Attenzione, poi, ai circa 200 municipi che hanno pubblicato la delibera dopo il 28 ottobre: in questo caso la decisione non è valida. Le delibere di quest’anno, comunque, sono ancora a schema libero, perché il debutto della “griglia” ministeriale è stato ulteriormente rinviato all’anno d’imposta 2025. Dal 2025 infatti i Comuni non saranno completamente liberi di definire le delibere di approvazione, che va rammentato sono di competenza dei Consigli Comunali e non delle Giunte Municipali, ma dovranno adattarle ad un modello ministeriale preciso. Lo scorso anno gli incassi dei Comuni italiani sono stati di circa 17,9 miliardi di euro, tra acconto e saldo ai quali va aggiunta la quota riservata all’Erario per gli immobili di categoria D, circa 3,7 miliardi di euro su 1,7 milioni di immobili censiti. La stima per il 2023 è portata a 22 miliardi a seguito dell’incremento delle aliquote deliberate, per una soglia di 11 miliardi solo nella occasione del saldo di dicembre.

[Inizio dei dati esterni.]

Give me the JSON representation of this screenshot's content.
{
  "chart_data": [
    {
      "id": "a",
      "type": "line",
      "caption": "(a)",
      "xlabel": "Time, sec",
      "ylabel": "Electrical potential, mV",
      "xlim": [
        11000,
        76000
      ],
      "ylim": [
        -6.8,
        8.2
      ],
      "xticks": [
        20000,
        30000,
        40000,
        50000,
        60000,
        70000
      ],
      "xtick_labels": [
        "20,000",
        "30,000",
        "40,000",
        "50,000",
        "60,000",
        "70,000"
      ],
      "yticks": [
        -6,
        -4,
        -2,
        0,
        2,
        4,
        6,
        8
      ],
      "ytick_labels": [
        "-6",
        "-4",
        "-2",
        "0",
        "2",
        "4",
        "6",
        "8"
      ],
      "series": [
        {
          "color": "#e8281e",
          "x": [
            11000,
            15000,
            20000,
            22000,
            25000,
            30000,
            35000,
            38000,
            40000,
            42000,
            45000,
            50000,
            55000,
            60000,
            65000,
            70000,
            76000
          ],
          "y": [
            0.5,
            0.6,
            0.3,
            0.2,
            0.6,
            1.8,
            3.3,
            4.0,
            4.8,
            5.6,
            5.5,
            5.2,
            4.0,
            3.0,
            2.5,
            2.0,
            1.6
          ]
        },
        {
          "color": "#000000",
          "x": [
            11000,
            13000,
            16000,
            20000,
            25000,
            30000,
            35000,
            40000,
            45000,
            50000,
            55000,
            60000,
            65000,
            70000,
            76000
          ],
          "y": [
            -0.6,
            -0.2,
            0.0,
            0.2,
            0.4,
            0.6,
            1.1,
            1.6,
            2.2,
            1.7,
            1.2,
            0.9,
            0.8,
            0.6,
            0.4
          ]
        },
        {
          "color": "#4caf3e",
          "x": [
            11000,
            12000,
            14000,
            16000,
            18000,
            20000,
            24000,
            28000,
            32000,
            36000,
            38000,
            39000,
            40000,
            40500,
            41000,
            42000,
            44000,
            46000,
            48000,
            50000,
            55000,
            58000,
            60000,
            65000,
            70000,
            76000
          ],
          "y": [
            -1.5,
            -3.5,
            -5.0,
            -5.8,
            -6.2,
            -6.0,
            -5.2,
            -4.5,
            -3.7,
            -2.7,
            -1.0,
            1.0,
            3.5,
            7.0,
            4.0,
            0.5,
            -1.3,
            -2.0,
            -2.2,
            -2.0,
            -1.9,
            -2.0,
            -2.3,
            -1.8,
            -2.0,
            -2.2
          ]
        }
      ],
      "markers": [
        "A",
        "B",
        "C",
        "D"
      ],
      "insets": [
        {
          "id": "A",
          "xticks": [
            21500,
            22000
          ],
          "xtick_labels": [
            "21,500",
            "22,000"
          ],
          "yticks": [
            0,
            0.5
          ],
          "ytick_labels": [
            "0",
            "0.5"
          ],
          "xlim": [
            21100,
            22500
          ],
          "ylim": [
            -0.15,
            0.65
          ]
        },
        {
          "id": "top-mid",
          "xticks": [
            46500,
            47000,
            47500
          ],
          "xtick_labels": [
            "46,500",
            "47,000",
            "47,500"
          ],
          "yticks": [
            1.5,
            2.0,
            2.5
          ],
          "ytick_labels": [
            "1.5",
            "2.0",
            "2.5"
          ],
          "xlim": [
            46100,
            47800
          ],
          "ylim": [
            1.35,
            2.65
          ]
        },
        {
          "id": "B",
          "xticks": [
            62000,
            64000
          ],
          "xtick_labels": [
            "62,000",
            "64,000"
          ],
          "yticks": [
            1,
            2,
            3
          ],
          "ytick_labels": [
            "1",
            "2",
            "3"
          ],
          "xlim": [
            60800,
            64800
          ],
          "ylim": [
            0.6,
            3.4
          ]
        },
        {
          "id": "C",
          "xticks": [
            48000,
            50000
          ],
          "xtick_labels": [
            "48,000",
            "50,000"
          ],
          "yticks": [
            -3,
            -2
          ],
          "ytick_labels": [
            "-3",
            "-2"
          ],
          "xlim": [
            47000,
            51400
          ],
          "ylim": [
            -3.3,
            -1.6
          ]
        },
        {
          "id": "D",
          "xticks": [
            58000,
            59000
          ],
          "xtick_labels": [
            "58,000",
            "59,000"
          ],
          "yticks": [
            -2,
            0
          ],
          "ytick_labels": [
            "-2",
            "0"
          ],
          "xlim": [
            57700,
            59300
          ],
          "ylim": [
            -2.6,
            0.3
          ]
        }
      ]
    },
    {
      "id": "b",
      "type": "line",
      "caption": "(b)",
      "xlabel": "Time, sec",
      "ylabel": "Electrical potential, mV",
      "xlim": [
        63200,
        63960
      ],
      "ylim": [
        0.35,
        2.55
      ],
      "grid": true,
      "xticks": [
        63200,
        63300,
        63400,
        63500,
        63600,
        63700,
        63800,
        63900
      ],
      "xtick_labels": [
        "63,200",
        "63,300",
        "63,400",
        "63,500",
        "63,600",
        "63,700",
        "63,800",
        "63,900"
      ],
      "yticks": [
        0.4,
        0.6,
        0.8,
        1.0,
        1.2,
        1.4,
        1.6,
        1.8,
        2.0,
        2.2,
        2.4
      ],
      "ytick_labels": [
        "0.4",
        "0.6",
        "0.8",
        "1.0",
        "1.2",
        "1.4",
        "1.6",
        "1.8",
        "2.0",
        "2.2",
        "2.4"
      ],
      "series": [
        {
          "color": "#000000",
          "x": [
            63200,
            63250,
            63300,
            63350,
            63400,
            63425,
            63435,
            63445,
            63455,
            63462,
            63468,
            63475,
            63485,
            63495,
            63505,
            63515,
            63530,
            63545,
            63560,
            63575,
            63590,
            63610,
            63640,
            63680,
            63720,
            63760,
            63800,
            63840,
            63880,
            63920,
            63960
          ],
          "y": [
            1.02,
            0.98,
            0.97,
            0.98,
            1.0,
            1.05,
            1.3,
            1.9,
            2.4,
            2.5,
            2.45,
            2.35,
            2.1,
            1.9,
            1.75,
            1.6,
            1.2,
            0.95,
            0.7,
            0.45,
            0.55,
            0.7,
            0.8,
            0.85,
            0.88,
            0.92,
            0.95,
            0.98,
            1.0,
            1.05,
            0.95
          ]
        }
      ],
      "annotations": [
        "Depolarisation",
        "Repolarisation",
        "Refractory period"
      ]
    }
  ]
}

Ancora fuori imposizione restano 19,8 milioni di prime case e 13,9 milioni di pertinenze. Pagano invece i possessori di abitazioni sfitte, circa 5,7 milioni, di case affittate, circa 3,6 milioni e di uffici e negozi per circa 2,7 milioni. Non versano i proprietari di casa occupate abusivamente. Dal 2023 almeno loro, se hanno denunciato il reato, saranno esentati.